Overview

This Plugin is responsible for forming documents from single pages. This plugin reads all the pages present inside the document type “Unknown” and on the basis of page level fields, creates new documents. The create document plug-in will review page level field results and decide which page is the first page and what is the document type based on page_level_index fields.

Ephesoft supports 5 types of classification i.e. Barcode, Search, Image, Automatic and One Document classification. Only one type of classification can be set for processing the documents at a time for a batch. Also if classification type is set as Automatic then the results of all the three types: Barcode, Image and Lucene page level fields are used and the top results among the three is used to classify pages into documents. Default configuration provided in property file in the order starting from Barcode, then Image and then Lucene search classification.

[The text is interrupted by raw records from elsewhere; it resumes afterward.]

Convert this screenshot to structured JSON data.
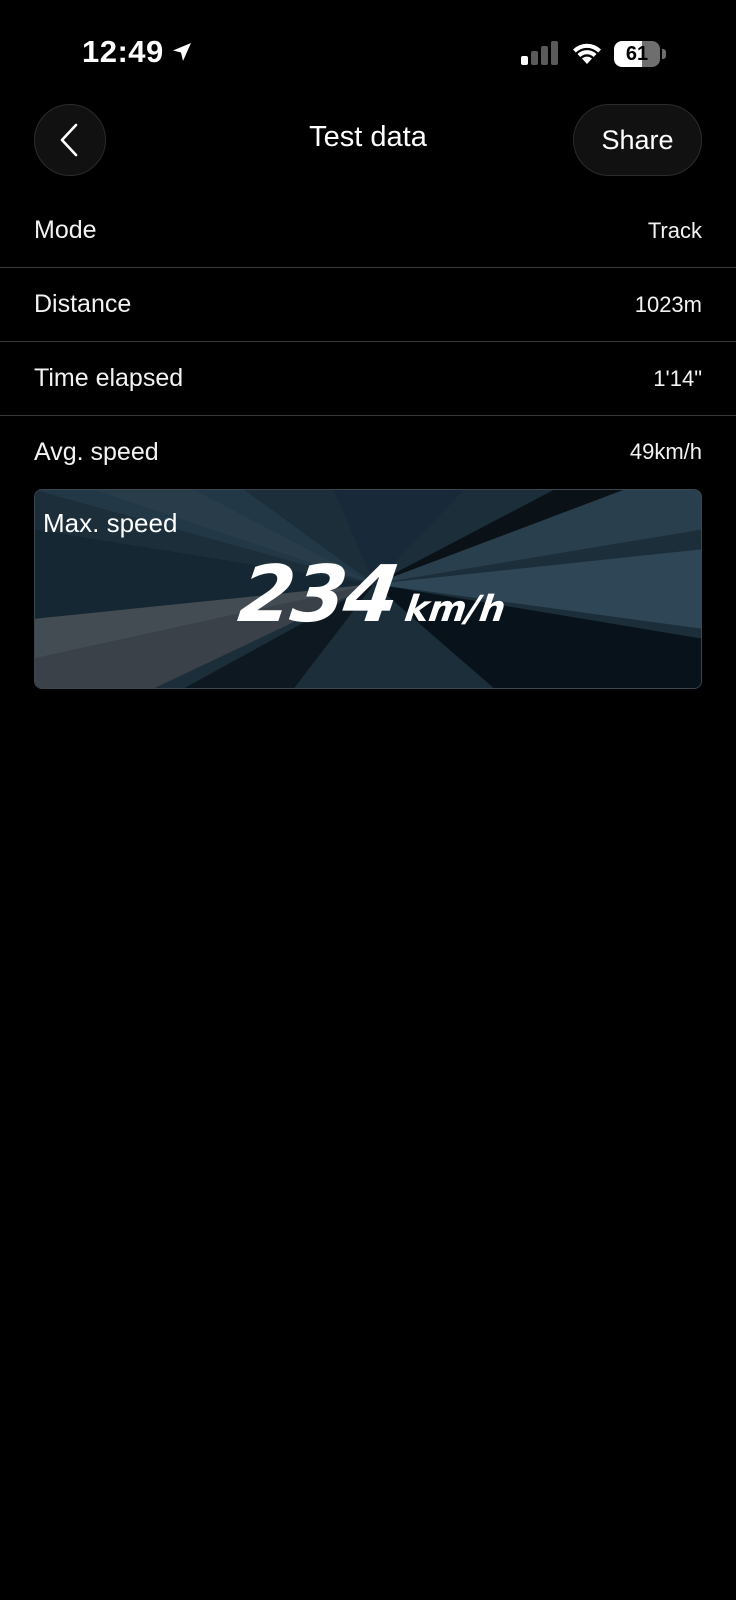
{
  "status_bar": {
    "time": "12:49",
    "battery_level": "61",
    "battery_fraction": 0.61,
    "icons": [
      "location-arrow-icon",
      "cellular-signal-icon",
      "wifi-icon",
      "battery-icon"
    ]
  },
  "header": {
    "back_icon": "chevron-left-icon",
    "title": "Test data",
    "share_label": "Share"
  },
  "stats": [
    {
      "label": "Mode",
      "value": "Track"
    },
    {
      "label": "Distance",
      "value": "1023m"
    },
    {
      "label": "Time elapsed",
      "value": "1'14\""
    },
    {
      "label": "Avg. speed",
      "value": "49km/h"
    }
  ],
  "max_speed": {
    "label": "Max. speed",
    "value": "234",
    "unit": "km/h"
  },
  "colors": {
    "background": "#000000",
    "card_base": "#1c2f3b",
    "divider": "#3a3a3a"
  }
}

  • Barcode classification: In Barcode Classification, Ephesoft forms documents on the basis of the bar code present in the processing images. The value of barcode present is extracted in Page Process module, is used to assign the type of page. The pages for which value is extracted is set as starting page of new document whereas the pages for which no barcode is extracted are simply added in existing documents.
  • Search classification: In Search Classification, Ephesoft forms documents on the basis of text found on the images. While learning images in document types, indexes for input files’ text is created and stored. These indexes are matched with the processing images’ text for classifying the images into document types. Text matching results performed on leaned images and images being processed is used for creating documents.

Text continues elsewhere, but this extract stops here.